The UK Infrastructure Bank: A Recipe For Success?
The UK Infrastructure Bank opened its doors on 17th June this year. The Bank, which is headquartered in Leeds, aspires to bolster investment towards capital-deficient infrastructure projects. In short, this government institution seeks to channel ‘billions of pounds… to support local growth and tackle climate change’ [1]. I think we can all agree that such funding is desperately needed!
The Bank boasts £12 billion of capital and a further £10 billion in available guarantees to support its environmental and economic ambitions [2]. The government expects the Bank to attract at least £40 billion of infrastructure investments.
While the Bank will target climate change mitigation and resilience, it also seeks to address all areas captured in the National Infrastructure Strategy: clean energy, transportation, water and waste, and digital infrastructure.
Although the messaging appears clear, the Bank’s long-term financial and operational capacity will ultimately determine its performance. In order to determine its potential for success, the key questions to address are:
What is the Bank’s focus?
How will the Bank operate?
Can it succeed?
Although we cannot judge the Bank’s success within a mere few weeks, we can discuss why the government believes this institution is necessary and how it may contribute to developing the UK’s infrastructure.
The Bank’s Focus: Addressing Capital Deficiencies in UK Infrastructure
Clearly, much of the UK’s infrastructure lacks the necessary funding to meet the requirements of present and future generations, particularly with regard to climate change. The COVID-19 pandemic has only compounded these preexisting funding/investment problems.
The Climate Change Committee identify that a further ~£50 billion of further capital is required each year to reach the government’s 2050 net-zero transmission objective. Legal and General highlight a £1 trillion UK infrastructure funding gap, which they believe can be partly remedied by investing up to £190 billion of direct benefit pension funds.
As the UK infrastructure market is highly privatised, its development (or underdevelopment) heavily depends on sustained private finance. The vast majority of the UK’s infrastructure is owned by private equity groups alongside pension, infrastructure and sovereign wealth funds. This is especially apparent in the utilities and energy sectors, which play a crucial role in environmental matters.
Despite the private sector’s undeniable influence on UK infrastructure, investors often criticise the market as both ‘risky and unpredictable’ [5].
The Chancellor, Rishi Sunak, appears to agree.
The Bank, in collaboration with other public institutions, aspires to address many constraints which may lead to underinvestment in key infrastructure projects. The Leeds-based institution suggests that a private investment shortfall in underdeveloped or challenging markets has limited the UK’s adoption and adaption of key infrastructure technologies. Appropriately, the Bank’s Mission Statement emphasises its commitment to embracing ‘changes in market trends and technology’ to accelerate necessary development in key areas.

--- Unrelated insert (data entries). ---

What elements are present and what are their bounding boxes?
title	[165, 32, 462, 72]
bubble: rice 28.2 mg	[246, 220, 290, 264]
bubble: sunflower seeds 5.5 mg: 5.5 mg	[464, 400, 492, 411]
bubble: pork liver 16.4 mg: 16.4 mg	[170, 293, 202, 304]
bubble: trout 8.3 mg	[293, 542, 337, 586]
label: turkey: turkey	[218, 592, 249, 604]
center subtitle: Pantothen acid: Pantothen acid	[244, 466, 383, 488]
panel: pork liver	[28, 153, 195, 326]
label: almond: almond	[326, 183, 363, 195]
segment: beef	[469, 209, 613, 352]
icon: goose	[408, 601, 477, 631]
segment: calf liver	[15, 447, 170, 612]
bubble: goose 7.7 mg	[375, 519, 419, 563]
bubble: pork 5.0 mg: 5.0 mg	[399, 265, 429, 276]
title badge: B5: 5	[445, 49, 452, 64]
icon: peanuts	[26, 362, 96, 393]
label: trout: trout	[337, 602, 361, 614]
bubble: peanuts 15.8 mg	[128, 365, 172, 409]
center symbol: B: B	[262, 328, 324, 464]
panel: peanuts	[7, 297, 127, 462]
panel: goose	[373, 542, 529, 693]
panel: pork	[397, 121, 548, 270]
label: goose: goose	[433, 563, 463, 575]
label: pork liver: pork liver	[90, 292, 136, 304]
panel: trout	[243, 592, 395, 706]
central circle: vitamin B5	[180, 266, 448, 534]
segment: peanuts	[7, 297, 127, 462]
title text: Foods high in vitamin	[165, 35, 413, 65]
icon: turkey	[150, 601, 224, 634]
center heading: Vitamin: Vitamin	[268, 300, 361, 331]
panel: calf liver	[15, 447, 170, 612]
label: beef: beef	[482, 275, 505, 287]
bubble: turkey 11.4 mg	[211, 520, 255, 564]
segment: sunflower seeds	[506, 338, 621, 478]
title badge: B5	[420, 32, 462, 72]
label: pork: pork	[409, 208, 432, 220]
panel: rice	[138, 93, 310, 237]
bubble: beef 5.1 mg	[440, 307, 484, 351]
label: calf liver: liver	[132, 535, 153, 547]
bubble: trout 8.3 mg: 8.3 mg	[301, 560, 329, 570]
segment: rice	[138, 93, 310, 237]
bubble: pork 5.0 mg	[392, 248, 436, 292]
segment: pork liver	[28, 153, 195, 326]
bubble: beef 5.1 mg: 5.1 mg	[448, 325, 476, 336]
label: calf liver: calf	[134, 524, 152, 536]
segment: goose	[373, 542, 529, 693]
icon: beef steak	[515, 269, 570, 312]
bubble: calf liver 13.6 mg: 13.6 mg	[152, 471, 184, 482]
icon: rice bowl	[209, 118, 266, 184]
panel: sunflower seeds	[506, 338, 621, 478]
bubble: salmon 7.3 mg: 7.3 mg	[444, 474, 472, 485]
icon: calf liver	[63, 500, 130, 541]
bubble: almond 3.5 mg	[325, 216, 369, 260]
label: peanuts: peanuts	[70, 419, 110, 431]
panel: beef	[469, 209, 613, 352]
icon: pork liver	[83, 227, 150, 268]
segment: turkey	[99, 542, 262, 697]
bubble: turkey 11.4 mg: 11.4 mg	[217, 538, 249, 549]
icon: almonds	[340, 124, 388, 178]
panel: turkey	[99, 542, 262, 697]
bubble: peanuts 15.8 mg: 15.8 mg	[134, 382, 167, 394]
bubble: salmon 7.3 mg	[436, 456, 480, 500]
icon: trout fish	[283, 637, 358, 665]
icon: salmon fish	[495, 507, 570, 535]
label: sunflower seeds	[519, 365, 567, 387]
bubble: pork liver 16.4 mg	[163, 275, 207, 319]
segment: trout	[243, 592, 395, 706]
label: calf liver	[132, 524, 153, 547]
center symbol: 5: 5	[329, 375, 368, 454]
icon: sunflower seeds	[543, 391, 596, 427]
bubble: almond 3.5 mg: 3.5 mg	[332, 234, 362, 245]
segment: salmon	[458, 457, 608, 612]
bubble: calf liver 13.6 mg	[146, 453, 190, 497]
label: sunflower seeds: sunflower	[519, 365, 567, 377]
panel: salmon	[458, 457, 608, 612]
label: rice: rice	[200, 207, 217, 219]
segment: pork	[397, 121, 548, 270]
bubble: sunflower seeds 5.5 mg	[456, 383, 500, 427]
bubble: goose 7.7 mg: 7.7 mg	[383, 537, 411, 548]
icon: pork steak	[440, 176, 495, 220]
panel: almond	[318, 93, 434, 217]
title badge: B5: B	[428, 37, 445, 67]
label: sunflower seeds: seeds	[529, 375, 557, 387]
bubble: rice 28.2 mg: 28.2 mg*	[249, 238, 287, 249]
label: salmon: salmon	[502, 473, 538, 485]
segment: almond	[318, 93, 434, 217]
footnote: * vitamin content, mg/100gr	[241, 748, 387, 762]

The Bank’s Operations: A Self-Sustaining Investment Model
To bolster private sector investment, the Bank’s private sector arm has the authority to offer loans and make investments in conjunction with the private sector. This institution has not been designed as a substitute for private sector investment. Rather, the chancellor’s strategy seeks to incentivise, supplement and sustain private funding. In particular, the Bank will focus on scaling early-stage technologies to bolster the adoption of innovative technologies in the UK infrastructure space.
Importantly, the Bank’s funds target projects which provide a financial return to ensure its longevity and deliver value for the taxpayer. The key mechanisms for engaging the private sector and delivering these objectives will be senior debt, equity, guarantees and hybrid products.

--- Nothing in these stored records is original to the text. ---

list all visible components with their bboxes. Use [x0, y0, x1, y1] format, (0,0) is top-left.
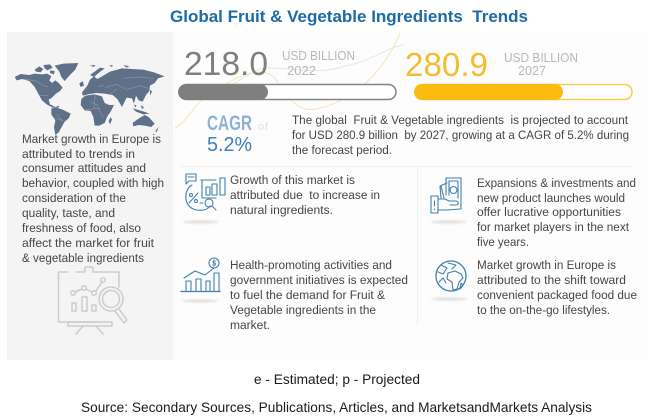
text: health-promoting: Vegetable ingredients in the	[230, 303, 376, 317]
text block: Europe trends	[22, 132, 164, 265]
text: expansions	[477, 176, 636, 249]
footnote: estimated and projected: e - Estimated; p - Projected	[254, 371, 420, 387]
stat: 2027 market size	[405, 47, 578, 84]
insight: health-promoting activities	[181, 258, 408, 332]
text: expansions: offer lucrative opportunities	[477, 205, 621, 219]
text: health-promoting: Health-promoting activities and	[230, 258, 392, 272]
icon: presentation board with magnifier	[58, 267, 127, 334]
progress bar: 2022	[178, 84, 396, 100]
text block: forecast summary: The global Fruit & Vegetable ingredients is projected to account	[292, 113, 629, 127]
text: expansions: for market players in the next	[477, 220, 630, 234]
icon: globe	[436, 261, 466, 291]
text block: Europe trends: attributed to trends in	[22, 147, 135, 161]
stat: 2027 market size: 2027	[518, 64, 546, 78]
icon shadow	[182, 300, 218, 302]
text: natural ingredients: attributed due to increase in	[230, 188, 380, 202]
text: convenient food	[477, 258, 637, 317]
source line: Source: Secondary Sources, Publications, Articles, and MarketsandMarkets Analysis	[81, 399, 592, 415]
text: natural ingredients	[230, 173, 380, 217]
icon: analytics chart	[186, 174, 225, 210]
text: health-promoting: to fuel the demand for Fruit &	[230, 288, 386, 302]
text: expansions: new product launches would	[477, 191, 625, 205]
text: natural ingredients: natural ingredients.	[230, 203, 333, 217]
text: convenient food: attributed to the shift toward	[477, 273, 626, 287]
stat: 2022 market size	[184, 46, 355, 83]
stat: 2027 market size: USD BILLION	[504, 51, 578, 65]
progress bar: 2027	[414, 84, 632, 100]
icon shadow	[183, 220, 219, 224]
text: convenient food: Market growth in Europe is	[477, 258, 616, 272]
text: health-promoting: market.	[230, 318, 270, 332]
decorative curves	[175, 33, 403, 128]
text: health-promoting	[230, 258, 408, 332]
stat: 2022 market size: 2022	[287, 64, 316, 78]
text: health-promoting: government initiatives is expected	[230, 273, 408, 287]
text: natural ingredients: Growth of this market is	[230, 173, 355, 187]
stat: 2022 market size: USD BILLION	[282, 49, 355, 63]
icon: hand holding money	[431, 178, 461, 213]
text block: forecast summary	[292, 113, 629, 157]
icon: world map	[15, 63, 165, 135]
stat: 2027 market size: 280.9	[405, 47, 488, 84]
text: convenient food: convenient packaged food due	[477, 288, 637, 302]
text block: forecast summary: the forecast period.	[292, 143, 392, 157]
icon: growth bars with dollar	[181, 258, 220, 292]
text block: Europe trends: Market growth in Europe is	[22, 132, 161, 146]
CAGR callout: of	[258, 121, 269, 133]
icon shadow	[431, 298, 467, 300]
text block: Europe trends: behavior, coupled with high	[22, 176, 164, 190]
insight: expansions and investments	[431, 176, 636, 249]
text block: Europe trends: quality, taste, and	[22, 206, 115, 220]
text block: Europe trends: affect the market for fruit	[22, 236, 155, 250]
icon shadow	[431, 220, 467, 224]
text: expansions: five years.	[477, 235, 529, 249]
CAGR callout: CAGR	[207, 112, 252, 135]
insight: natural ingredients	[183, 173, 380, 224]
text block: Europe trends: consideration of the	[22, 191, 126, 205]
main panel	[7, 32, 649, 360]
title: Global Fruit & Vegetable Ingredients Trends	[170, 8, 528, 26]
text block: Europe trends: consumer attitudes and	[22, 161, 146, 175]
CAGR callout: 5.2%	[207, 133, 252, 156]
text block: forecast summary: for USD 280.9 billion by 2027, growing at a CAGR of 5.2% during	[292, 128, 629, 142]
text block: Europe trends: & vegetable ingredients	[22, 251, 144, 265]
CAGR callout	[207, 112, 269, 156]
text block: Europe trends: freshness of food, also	[22, 221, 141, 235]
panel: left sidebar	[7, 32, 173, 360]
text: expansions: Expansions & investments and	[477, 176, 636, 190]
stat: 2022 market size: 218.0	[184, 46, 268, 83]
insight: convenient packaged food	[431, 258, 637, 317]
text: convenient food: to the on-the-go lifestyles.	[477, 303, 610, 317]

As with all financial institutions, the Bank’s success will depend on outcomes and how well its operating model works in practice. Sustainable results are key – without them, the wheels fall off.
Beyond the private sector arm, the Bank will lend to local authorities across the UK to support their environmental sustainability efforts such as targeted investment projects and behavioural campaigns. The Bank further seeks to provide scrutiny of high value and complex projects to bolster quality and deliver sustainable value over time. In fostering collaboration, the government hopes to enable local actors to deliver on their own objectives while contributing to the UK’s wider infrastructure strategy.
The Verdict
Certainly, greater investment is required to meet National Infrastructure Strategy objectives, and both public and private institutions will be pivotal in doing so [6]. We can surely welcome greater investment for underfunded areas such as renewable energies and greater support for local environmental initiatives.
It remains to be seen whether current public funding, which is dwarfed by private sector investment, can close the £1 trillion infrastructure funding gap. As the Financial Times notes, the initial £12 billion funding appears to fall short of the monetary stimulus required to meet present and future needs [7].
Ultimately, the Bank’s success will depend on how its resources grow and whether this institution targets initiatives that bring tangible, sustainable benefits to UK infrastructure.